Research centers abound. Oversight is what is lacking. No one needs to be a P.hD. In nuclear physics to oversee Los Alamos. What is needed is an investigator used to dealing in white collar crime.

Inspector Generals (I.G.) are supposed to do this but all to often don't. The I.G., no matter what they say publicly, all to often skirts around 'management.' As in lmgnyc's site, look at the top people getting rich from tax payer dollars. How many better contracts could have been awarded if done fairly?

These people should do some jail time. No plea out and fine- JAIL

Don't defend these people. They are crooks. They use their positions and inside contacts to rob each and everyone one of us.

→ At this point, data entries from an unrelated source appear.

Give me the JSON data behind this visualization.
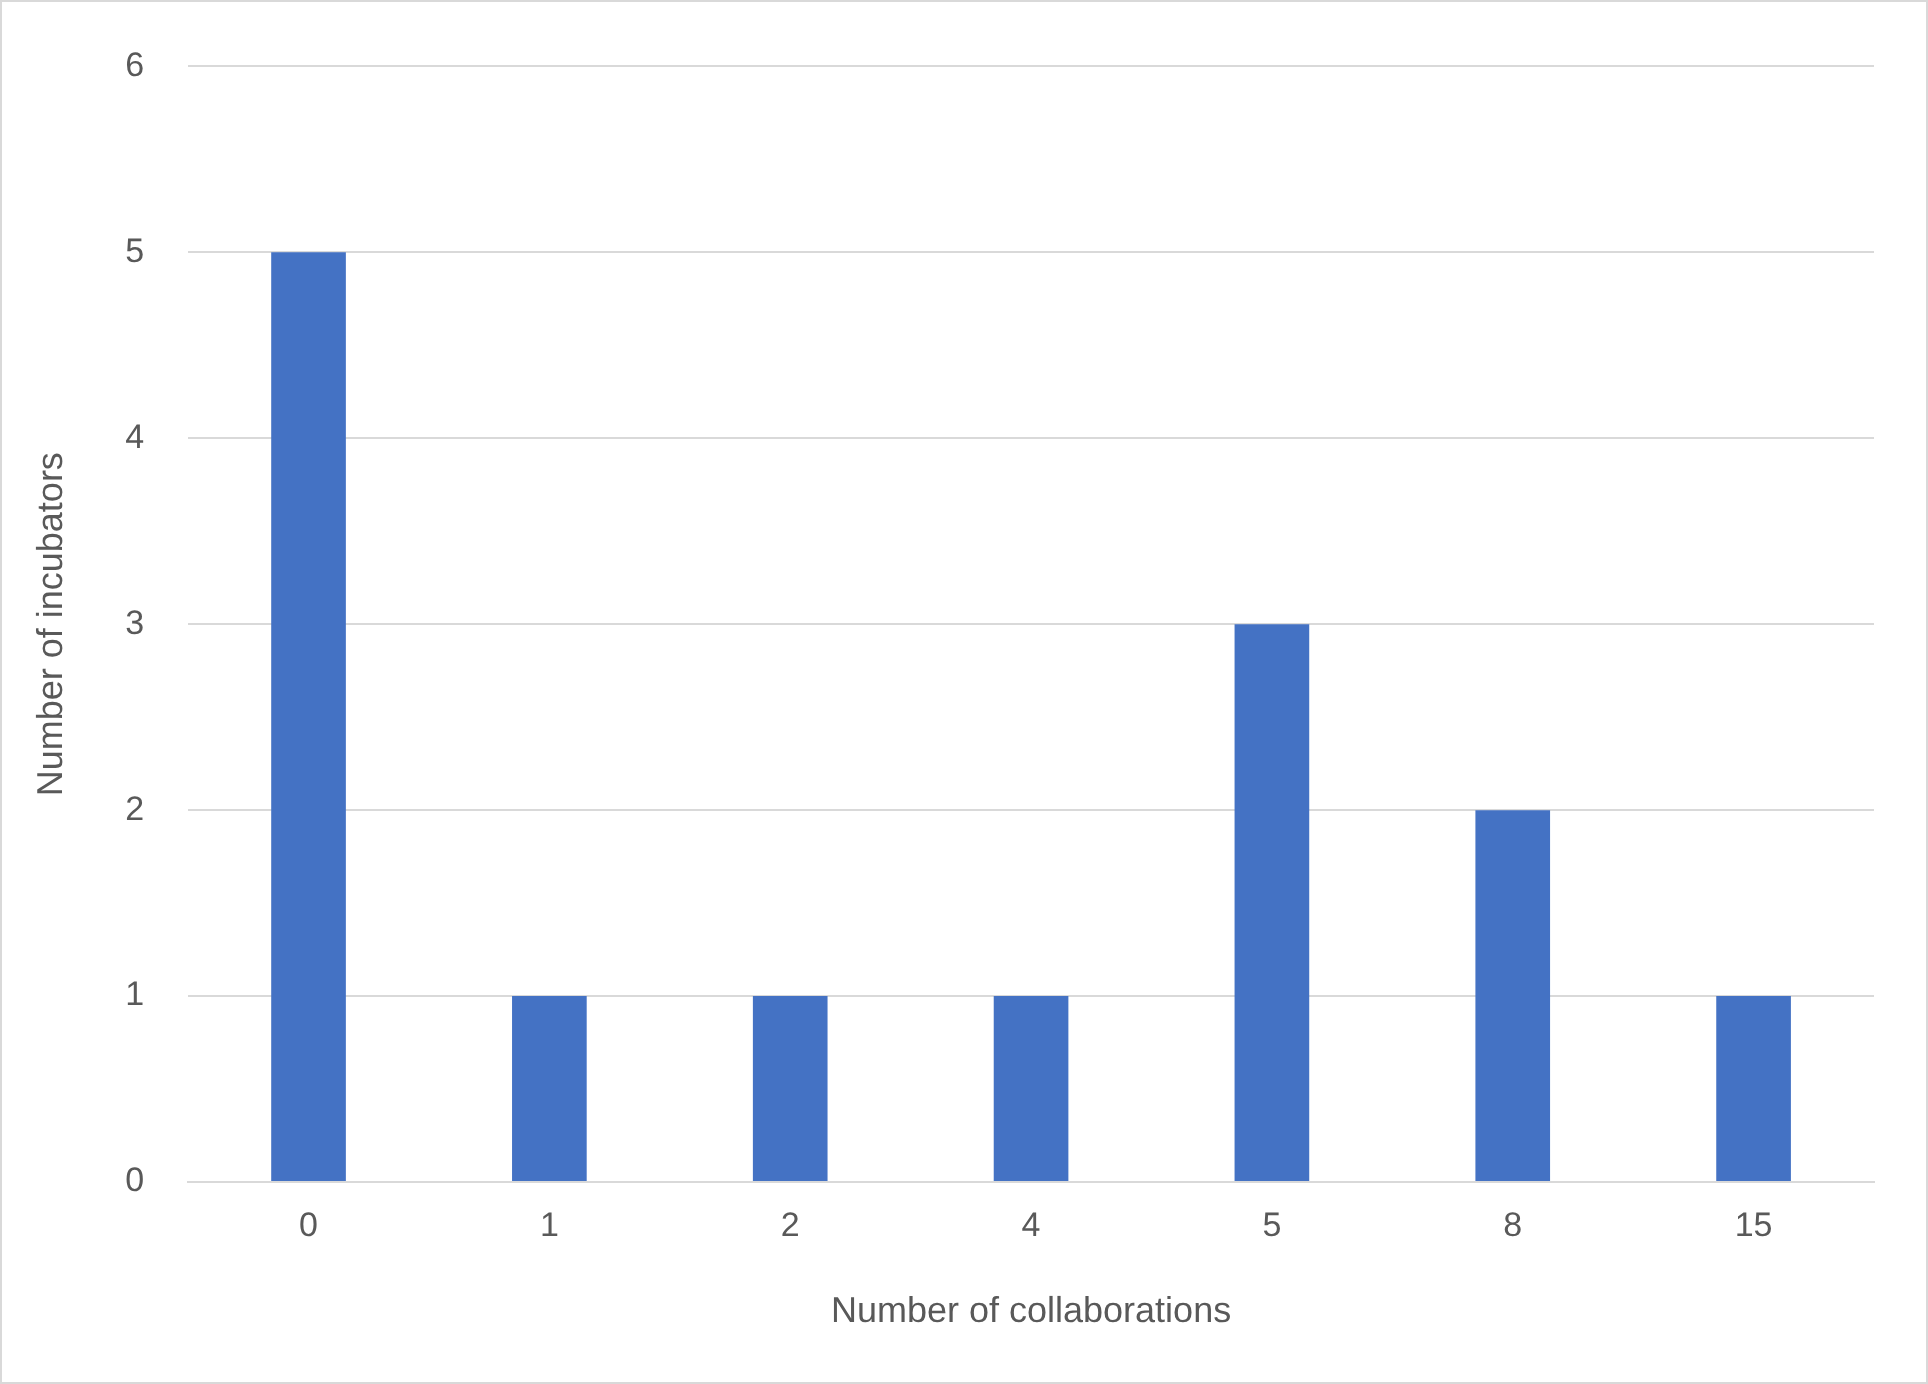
{
  "chart_data": {
    "type": "bar",
    "xlabel": "Number of collaborations",
    "ylabel": "Number of incubators",
    "categories": [
      "0",
      "1",
      "2",
      "4",
      "5",
      "8",
      "15"
    ],
    "values": [
      5,
      1,
      1,
      1,
      3,
      2,
      1
    ],
    "color": "#4472c4",
    "ylim": [
      0,
      6
    ],
    "yticks": [
      0,
      1,
      2,
      3,
      4,
      5,
      6
    ],
    "grid": "y",
    "legend": false
  }
}
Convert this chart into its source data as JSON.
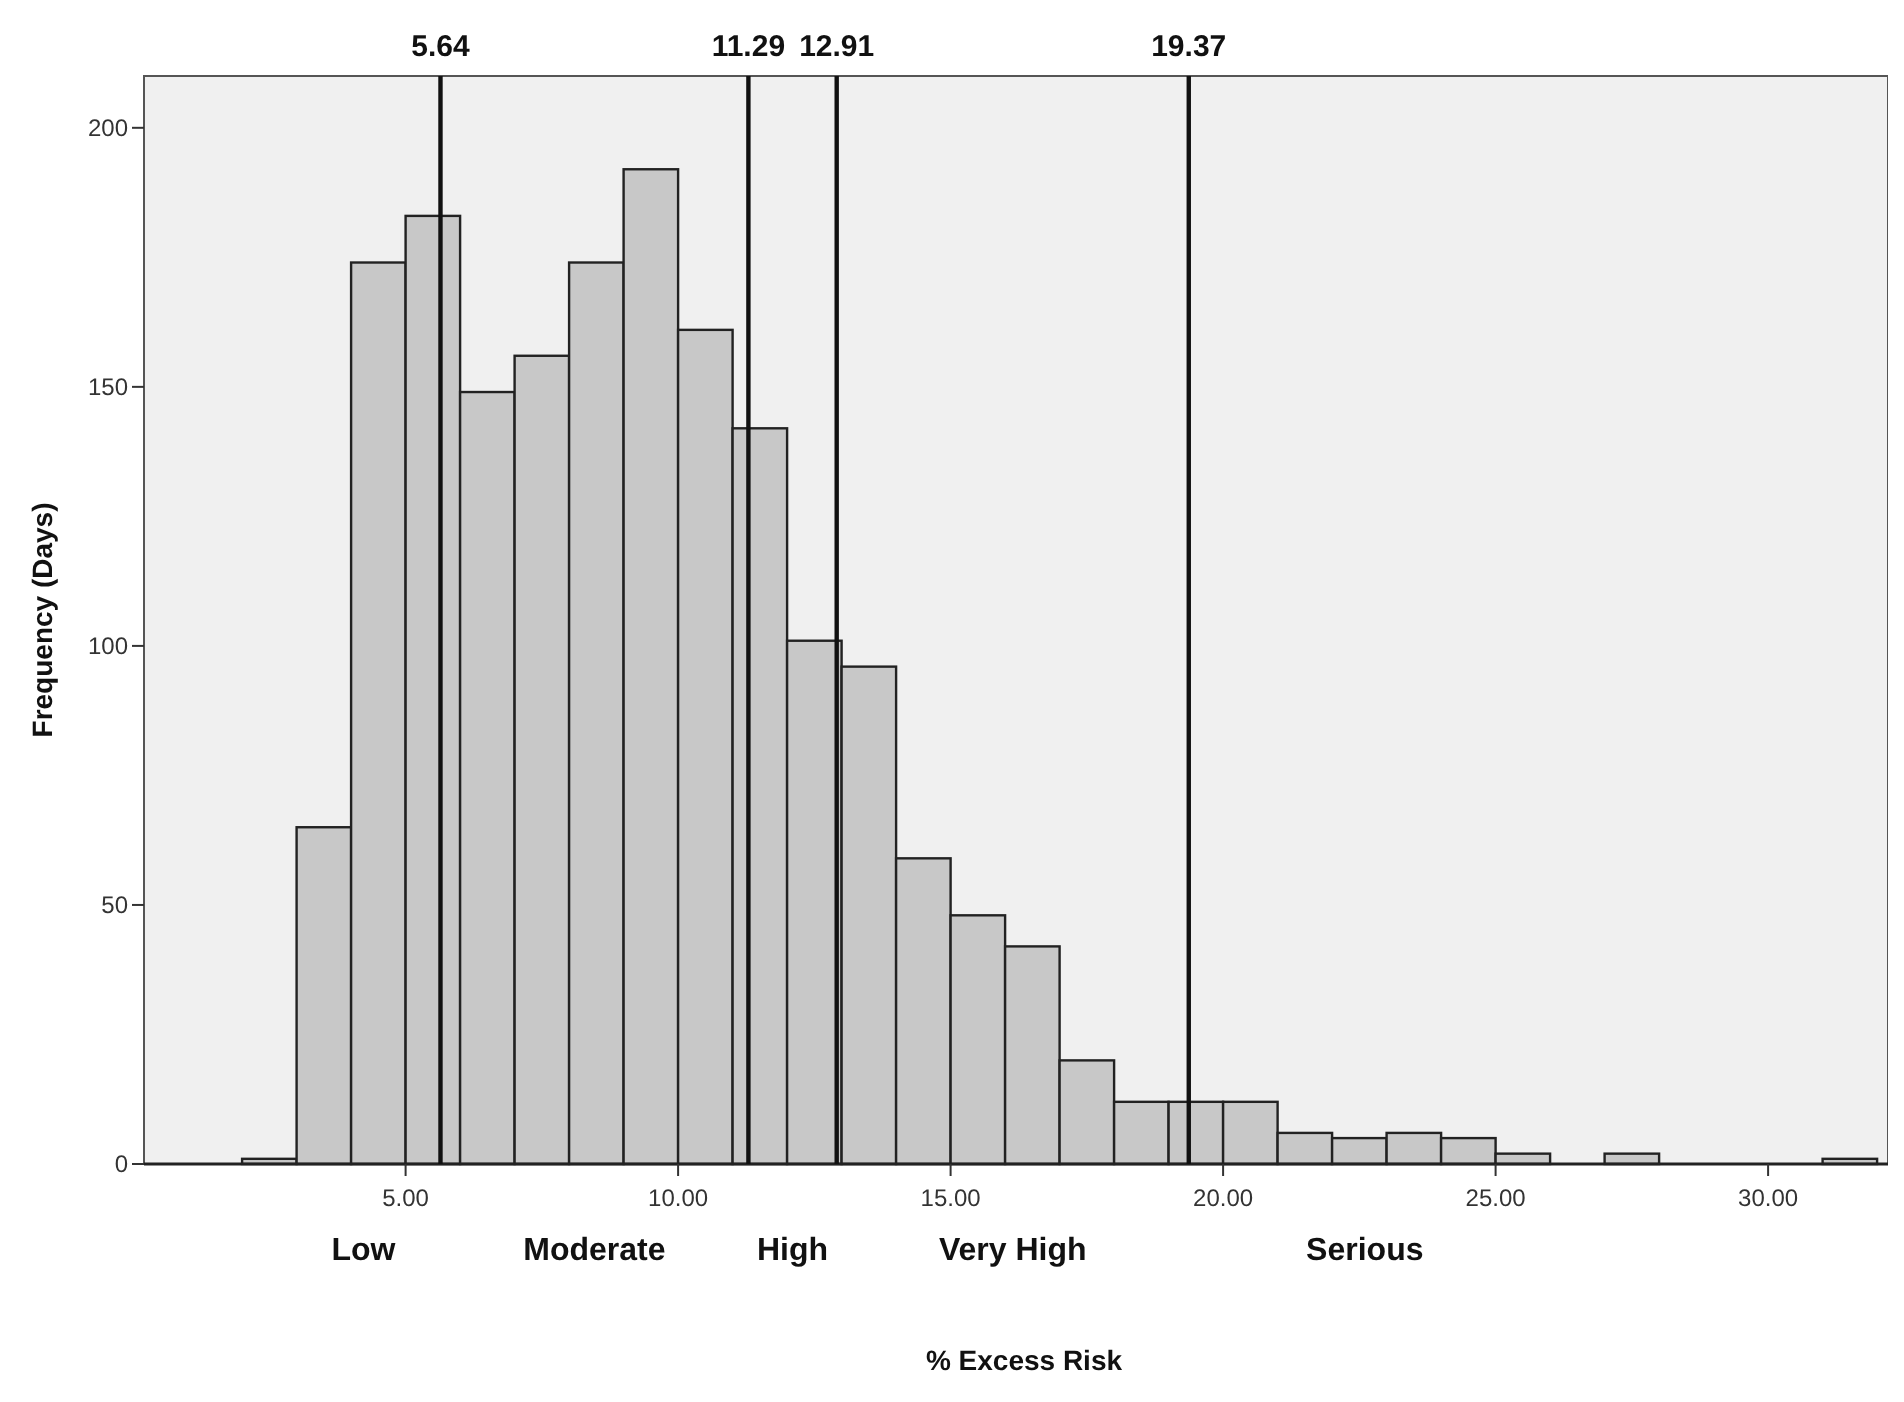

posted on Apr, 7 2005 @ 07:20 PM

Originally posted by FredT
Good find obsidian468,

I think we do need to balance the ethics of a governing body with the understaning that we do not always get the best and the brightest to the government sector.

Hi Fred! This is Obsidian's girlfriend. Obsidian said I could post something about this article and is currently sitting here with me. I am currently waiting for approval and you will catch me on here as deadynightshade in the future- just fyi. I work for NIH as the "red headed stepchild" as a contractor there. I assure you that not everyone with a PhD is the brightest bulb in the box, but I can also attest to the fact that the government sector certainly hires some total peons, many of which I am suppose to train. I leave there on a regular basis going, "We are the saviors of humanity against diseases?" and shake my head in disgust.